やっぱりクラスメイトからは好かれているみたいで、誰もバカにする事は無かった。これが私だったら、ボロクソ言われた挙句、弱点もバレて、徹底的に排除されたかもしれない。
だから私はどれだけ酷い噂を流されたとしても、自分の弱みだけは見せられない。常に強くないといけない。
龍園さんは本当に限界だったみたいで、走ってるのかも分からない動きのまま転んでしまった。
小森さんを追うように花山先生やクラスの人たちも駆け寄る。私も一応後ろの方で見守る。
先生が保健室への付き添いに私を指名してきた、まぁ多分それは、消去法で私なんだと思う。
龍園さんが小森さんの付き添いを断ったのは少し意外だったけど、どうやら友達の成績を落とさない為の配慮らしい。
龍園さんに肩を貸して私たちは歩き出した。
私は何とも思ってなかったけど、途中で汗の匂いを気にする龍園さんをフォローしつつ保健室に着いた。
多分、龍園さんとは普通に会話出来てたと思う。彼女も自然に話してくれてたから、私も自然と言葉を出すことが出来た。だから、彼女の言葉を信じて身の上話をしてしまった。
私は自分の事を知られるのが怖い。
本当は私の事を知ってもらいたい。
どっちも私の本音だった。
私はずっと怖がられてきた、悪い噂だって最初のうちは否定していた。本当は不良じゃない、髪の毛だって染めてない、金髪は地毛なんだって、もちろん無闇に暴力を振るったりもしないって。
でも、何故か世間は、本人の言葉よりも悪い話の方に耳を傾ける。釈明を諦めた私は、いつしかみんなが恐れる結月凛になっていた。

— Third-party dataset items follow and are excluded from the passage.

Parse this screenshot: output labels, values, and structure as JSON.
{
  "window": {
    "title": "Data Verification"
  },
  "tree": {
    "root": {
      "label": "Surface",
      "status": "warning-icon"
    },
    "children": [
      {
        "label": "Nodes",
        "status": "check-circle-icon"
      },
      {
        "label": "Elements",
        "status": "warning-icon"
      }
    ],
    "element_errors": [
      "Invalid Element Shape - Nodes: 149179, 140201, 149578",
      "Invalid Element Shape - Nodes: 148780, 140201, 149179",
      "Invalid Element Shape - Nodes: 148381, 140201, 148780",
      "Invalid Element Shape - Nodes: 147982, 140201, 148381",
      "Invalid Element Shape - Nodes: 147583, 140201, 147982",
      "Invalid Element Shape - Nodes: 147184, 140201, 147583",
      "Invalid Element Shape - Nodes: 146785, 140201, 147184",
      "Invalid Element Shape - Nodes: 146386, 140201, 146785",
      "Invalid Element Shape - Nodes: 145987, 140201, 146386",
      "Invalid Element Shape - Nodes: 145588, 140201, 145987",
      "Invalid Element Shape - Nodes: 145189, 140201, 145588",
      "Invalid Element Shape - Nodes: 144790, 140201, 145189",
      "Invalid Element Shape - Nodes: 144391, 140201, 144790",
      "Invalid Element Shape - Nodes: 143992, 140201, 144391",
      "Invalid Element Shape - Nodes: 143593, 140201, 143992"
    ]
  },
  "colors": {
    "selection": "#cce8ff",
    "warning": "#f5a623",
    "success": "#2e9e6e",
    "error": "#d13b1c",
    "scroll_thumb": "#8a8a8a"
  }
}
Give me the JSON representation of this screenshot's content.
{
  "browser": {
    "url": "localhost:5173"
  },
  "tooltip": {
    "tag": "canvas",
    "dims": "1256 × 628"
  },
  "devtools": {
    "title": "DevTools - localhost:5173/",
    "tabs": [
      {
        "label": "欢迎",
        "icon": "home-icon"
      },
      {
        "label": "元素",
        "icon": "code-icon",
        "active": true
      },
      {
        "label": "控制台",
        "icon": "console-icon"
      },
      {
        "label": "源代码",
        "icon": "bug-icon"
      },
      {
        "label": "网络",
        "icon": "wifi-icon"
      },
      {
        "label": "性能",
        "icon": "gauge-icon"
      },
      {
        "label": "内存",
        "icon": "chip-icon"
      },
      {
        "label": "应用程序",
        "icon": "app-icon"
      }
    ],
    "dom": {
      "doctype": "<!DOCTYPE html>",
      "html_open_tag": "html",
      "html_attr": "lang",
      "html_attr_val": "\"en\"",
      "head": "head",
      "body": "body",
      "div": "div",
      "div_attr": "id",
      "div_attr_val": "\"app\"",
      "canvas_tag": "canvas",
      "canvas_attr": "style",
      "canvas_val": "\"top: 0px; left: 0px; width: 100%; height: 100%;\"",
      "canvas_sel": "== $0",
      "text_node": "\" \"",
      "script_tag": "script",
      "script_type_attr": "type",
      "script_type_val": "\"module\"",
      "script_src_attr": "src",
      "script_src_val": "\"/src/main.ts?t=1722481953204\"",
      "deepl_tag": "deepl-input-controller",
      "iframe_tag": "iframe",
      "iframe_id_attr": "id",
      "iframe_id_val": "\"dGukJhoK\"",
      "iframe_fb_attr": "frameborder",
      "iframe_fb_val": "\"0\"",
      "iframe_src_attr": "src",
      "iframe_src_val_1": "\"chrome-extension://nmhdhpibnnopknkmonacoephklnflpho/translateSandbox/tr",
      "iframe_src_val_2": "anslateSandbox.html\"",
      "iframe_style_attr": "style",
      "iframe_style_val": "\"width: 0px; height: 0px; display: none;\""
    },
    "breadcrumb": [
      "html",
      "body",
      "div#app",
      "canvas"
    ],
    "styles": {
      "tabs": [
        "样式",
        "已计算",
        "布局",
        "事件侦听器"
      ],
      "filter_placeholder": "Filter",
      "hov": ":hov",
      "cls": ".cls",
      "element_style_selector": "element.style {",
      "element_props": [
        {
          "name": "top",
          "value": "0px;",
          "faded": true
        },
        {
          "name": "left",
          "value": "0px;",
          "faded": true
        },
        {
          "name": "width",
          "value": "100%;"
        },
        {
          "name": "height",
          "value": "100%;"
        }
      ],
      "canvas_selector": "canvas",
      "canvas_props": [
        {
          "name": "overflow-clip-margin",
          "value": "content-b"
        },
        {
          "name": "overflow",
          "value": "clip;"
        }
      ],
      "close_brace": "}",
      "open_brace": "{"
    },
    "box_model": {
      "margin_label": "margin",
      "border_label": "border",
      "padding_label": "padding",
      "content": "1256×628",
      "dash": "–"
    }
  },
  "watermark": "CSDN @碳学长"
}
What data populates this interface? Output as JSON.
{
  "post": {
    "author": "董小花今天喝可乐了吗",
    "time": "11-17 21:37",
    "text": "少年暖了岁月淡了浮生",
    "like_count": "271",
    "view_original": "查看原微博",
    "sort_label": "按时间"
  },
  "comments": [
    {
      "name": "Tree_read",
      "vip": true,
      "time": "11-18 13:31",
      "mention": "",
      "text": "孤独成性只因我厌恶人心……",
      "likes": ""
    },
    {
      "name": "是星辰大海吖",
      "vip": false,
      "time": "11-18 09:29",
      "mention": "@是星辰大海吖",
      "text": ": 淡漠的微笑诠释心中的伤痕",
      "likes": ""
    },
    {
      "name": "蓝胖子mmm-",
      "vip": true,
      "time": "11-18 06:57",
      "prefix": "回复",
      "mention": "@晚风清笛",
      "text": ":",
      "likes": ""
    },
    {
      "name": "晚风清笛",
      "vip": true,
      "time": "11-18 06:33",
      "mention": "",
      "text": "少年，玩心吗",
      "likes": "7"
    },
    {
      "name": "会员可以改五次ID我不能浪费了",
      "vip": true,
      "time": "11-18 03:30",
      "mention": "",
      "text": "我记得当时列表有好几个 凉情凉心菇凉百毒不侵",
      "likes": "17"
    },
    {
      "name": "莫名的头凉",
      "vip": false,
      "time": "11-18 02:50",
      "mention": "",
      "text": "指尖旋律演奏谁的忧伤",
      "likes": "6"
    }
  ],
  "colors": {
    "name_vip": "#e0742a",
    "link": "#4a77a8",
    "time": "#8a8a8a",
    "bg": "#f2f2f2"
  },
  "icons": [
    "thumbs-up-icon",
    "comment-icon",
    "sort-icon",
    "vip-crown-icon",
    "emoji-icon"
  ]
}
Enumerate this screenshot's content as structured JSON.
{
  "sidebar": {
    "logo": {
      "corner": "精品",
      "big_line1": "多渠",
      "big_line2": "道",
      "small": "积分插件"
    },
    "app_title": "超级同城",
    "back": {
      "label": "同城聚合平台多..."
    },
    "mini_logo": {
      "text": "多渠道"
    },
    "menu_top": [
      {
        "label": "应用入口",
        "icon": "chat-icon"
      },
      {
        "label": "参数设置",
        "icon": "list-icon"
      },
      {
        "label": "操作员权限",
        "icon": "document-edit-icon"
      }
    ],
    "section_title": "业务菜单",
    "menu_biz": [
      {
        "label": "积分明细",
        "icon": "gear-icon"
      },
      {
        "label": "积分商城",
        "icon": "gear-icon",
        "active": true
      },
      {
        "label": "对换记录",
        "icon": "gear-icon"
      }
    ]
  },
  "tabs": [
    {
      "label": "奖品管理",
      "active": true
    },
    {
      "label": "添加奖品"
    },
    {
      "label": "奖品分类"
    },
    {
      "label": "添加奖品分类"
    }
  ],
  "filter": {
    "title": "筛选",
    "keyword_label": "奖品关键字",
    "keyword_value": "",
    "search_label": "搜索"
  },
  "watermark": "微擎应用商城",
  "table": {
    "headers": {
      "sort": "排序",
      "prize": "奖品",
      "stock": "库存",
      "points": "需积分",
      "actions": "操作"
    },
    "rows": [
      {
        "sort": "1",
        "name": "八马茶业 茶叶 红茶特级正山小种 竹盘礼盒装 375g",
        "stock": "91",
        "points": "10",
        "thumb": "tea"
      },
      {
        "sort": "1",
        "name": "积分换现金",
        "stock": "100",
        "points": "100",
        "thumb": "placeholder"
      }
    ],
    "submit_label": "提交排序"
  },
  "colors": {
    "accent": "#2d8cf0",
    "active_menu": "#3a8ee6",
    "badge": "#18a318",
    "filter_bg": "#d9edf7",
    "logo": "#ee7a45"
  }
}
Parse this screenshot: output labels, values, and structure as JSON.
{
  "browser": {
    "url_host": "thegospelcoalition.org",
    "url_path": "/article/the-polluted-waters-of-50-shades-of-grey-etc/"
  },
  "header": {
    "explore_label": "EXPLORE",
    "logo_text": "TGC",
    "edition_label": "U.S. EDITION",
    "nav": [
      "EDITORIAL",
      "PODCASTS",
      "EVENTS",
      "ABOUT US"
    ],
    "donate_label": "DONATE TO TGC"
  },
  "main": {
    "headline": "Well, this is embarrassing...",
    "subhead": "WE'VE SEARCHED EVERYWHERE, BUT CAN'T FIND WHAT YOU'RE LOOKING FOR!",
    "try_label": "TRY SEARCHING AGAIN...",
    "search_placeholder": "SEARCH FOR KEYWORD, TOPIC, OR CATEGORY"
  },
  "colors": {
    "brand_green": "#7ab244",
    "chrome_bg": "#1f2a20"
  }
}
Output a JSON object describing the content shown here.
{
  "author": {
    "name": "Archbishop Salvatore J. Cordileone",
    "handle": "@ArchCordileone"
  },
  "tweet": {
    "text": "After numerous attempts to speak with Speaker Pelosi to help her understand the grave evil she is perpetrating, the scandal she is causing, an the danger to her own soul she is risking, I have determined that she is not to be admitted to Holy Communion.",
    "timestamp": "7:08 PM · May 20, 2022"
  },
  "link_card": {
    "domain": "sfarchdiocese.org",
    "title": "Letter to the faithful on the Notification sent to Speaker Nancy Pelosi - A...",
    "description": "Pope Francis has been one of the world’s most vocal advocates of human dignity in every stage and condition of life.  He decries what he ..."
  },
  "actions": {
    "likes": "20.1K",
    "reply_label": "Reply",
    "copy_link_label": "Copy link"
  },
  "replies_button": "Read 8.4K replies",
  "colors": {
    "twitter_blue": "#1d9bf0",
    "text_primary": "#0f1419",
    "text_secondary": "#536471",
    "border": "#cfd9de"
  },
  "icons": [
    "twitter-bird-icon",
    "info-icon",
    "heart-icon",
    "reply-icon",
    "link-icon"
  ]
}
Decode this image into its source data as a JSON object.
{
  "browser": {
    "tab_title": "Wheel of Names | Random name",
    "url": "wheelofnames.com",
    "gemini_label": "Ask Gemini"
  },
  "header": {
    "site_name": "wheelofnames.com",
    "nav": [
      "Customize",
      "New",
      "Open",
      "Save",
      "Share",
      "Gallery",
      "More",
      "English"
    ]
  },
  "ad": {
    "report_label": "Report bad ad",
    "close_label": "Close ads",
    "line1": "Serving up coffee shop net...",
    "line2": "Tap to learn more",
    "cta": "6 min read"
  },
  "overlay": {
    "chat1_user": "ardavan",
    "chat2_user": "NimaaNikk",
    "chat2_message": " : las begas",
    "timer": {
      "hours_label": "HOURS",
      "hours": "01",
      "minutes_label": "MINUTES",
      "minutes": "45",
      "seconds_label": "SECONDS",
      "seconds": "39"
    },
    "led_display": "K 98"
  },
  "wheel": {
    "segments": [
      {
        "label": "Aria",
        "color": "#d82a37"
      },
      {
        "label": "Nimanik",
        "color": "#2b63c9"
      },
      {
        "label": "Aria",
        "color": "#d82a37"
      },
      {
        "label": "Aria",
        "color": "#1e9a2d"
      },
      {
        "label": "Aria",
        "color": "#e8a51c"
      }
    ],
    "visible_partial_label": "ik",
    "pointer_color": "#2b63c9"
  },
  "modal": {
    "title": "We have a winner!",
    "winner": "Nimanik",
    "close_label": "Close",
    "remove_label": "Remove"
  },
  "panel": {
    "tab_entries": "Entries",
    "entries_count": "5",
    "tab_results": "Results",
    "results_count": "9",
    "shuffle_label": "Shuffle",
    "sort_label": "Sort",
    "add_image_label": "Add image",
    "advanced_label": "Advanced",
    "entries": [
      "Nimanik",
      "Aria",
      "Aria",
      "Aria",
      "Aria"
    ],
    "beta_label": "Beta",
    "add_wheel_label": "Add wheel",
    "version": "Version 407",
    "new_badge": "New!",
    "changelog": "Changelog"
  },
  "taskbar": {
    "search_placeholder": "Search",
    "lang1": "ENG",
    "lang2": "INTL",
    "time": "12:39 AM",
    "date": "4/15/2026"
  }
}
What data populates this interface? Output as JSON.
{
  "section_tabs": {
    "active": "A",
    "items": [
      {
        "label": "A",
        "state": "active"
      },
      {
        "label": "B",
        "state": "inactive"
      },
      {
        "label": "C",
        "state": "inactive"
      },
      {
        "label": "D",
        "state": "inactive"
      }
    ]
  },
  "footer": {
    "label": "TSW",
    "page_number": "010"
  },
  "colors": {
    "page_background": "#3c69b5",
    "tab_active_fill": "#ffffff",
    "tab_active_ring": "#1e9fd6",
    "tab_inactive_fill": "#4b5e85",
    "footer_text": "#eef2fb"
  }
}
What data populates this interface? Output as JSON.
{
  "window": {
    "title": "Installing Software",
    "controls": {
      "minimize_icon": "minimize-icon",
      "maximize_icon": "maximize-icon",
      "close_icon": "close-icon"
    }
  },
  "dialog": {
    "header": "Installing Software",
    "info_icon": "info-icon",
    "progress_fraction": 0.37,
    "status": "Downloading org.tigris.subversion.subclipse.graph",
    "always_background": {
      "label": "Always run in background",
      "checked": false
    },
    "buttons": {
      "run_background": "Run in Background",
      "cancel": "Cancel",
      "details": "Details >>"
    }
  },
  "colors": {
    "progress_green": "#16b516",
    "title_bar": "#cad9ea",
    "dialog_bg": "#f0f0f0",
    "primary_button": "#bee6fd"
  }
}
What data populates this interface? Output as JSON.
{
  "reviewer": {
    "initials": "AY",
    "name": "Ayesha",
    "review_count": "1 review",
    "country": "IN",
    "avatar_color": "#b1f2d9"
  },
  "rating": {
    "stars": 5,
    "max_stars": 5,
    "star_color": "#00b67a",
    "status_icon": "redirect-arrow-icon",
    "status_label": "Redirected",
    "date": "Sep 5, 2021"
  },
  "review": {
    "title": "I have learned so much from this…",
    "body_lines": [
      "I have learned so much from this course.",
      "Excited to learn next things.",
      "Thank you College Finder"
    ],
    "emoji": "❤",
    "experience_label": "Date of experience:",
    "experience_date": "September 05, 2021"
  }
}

だから、キラキラした目で「良いお姉ちゃんなんだ!」と言われた時、嬉しさよりも怖さが勝ってしまった。
優しい結月凛を知られてしまったら、今まで私を怖がってた人たちは、仕返しと言わんばかりに矢を放ってくる。
しかも、その相手がクラストップの龍園咲百合だから危険だ。
やっぱり私はもう他人と関わって生きていけない。
「先に戻ってるから」そう言って逃げ出そうとした私の手を、彼女は強引に掴み取ってきた……その細い腕を振りほどかなかったのは、どこかで期待していたのかもしれない。変えたかったのかもしれない。
怪我をした足で私の心に踏み込んでくる。3日前に言おうとしていた言葉を抱えて。